Don’t forget that we’ve tendency to see the negative more than the positive. You should make an extra effort to be as honest as possible about the state of mind you had during the last days, the last weeks, or the last months, depending on the frequency of your writing.
A Journal About Your Job
You can also write in your journal the successes you had at work, even if it was “only” a bug fix or a good advice given to a nice colleague. These little things add up overtime and help the company you work with to move forward. You should be proud of every little victories you had.
Writing the mental process you went through to solve a particular problem can be also valuable. It can be useful if you stumble later into a similar problem. It comes back to increase your control on your life. After all, knowing that you have your own personal bag of solutions is reassuring.
You can write the ideas you had, how you communicated them, and how your colleagues or your management reacted to them. After a while, you might recognize patterns to see what works and what doesn’t. It will increase your confidence and your value.
A Journal About Your Decision Process
It can be also useful to know why you took X or Y decision at a precise point in time, to understand where you are today, and why.
Again, you might lower the unknown surrounding your life by understanding how you took your decisions, why you took them, and why they had these consequences.
Writing this kind of journal is even more valuable for the important decisions which have an impact on the long term. You can track the progression of that impact, see if what you wanted really happened, and the unexpected problems popping up along the way.
Changing Your Life to Lower Your Stress
Since we can be stressed without even knowing it, considering it as a “normal state”, it’s important to try to experiment on our lives by changing part of it, especially the parts which are likely to be the source of this stress.
To summarize what we learned together:
- Social support is the most important and effective way to manage and lower our stress. Don’t hesitate to speak about your feelings and your doubts.

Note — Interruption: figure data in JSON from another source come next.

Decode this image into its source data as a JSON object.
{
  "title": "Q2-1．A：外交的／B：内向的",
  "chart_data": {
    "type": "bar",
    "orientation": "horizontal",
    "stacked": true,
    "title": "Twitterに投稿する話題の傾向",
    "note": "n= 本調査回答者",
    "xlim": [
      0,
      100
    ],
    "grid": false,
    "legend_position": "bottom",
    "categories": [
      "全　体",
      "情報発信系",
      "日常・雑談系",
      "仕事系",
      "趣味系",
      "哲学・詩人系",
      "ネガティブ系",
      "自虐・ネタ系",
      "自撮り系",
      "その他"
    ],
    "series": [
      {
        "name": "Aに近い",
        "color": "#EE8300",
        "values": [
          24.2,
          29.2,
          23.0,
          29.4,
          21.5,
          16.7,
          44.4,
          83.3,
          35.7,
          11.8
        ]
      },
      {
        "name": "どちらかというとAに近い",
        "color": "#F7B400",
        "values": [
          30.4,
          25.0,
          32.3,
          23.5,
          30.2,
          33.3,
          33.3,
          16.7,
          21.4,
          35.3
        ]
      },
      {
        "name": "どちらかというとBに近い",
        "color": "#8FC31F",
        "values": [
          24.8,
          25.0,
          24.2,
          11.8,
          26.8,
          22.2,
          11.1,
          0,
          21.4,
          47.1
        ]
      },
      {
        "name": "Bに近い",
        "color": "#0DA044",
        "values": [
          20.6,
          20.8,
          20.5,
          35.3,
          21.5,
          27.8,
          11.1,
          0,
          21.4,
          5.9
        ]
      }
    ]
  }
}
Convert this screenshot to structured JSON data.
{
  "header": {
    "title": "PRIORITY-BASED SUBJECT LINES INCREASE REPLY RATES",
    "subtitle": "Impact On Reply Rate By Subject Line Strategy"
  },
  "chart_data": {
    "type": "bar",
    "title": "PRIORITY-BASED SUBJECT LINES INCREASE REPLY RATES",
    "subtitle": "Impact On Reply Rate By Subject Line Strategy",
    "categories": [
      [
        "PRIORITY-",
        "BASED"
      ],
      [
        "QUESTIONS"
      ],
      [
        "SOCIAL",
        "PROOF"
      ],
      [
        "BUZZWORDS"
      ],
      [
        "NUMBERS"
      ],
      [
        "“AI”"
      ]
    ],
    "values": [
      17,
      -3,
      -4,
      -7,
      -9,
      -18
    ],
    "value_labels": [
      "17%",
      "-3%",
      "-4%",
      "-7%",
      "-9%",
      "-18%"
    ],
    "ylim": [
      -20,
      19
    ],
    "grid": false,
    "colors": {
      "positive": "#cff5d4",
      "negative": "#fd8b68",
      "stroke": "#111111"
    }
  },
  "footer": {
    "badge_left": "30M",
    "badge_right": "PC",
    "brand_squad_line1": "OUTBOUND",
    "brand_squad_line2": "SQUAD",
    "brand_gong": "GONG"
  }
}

- Having an impression of control in our lives (at work and outside) can lower this dreadful feeling of unknown.
- Predictability at work and our your personal lives can have a positive effect on our stress level. It means being as consistent as we can and trying to build the habits helping us to chase our higher purposes.
- Patiently trying to avoid the behaviors bringing negativity to our daily lives is key.
- Taking enough breaks from everything related to our work and having creative hobbies can lower our stress. It will only work if our expectations are low enough.
- Writing a journal, on a consistent basis, can help us to deal with our stress, bringing more control in our work and in our lives.
Lowering our chronic stress and, as a result, increasing our happiness will make us more motivated and more productive. It will definitely increase our value as developers and as human beings.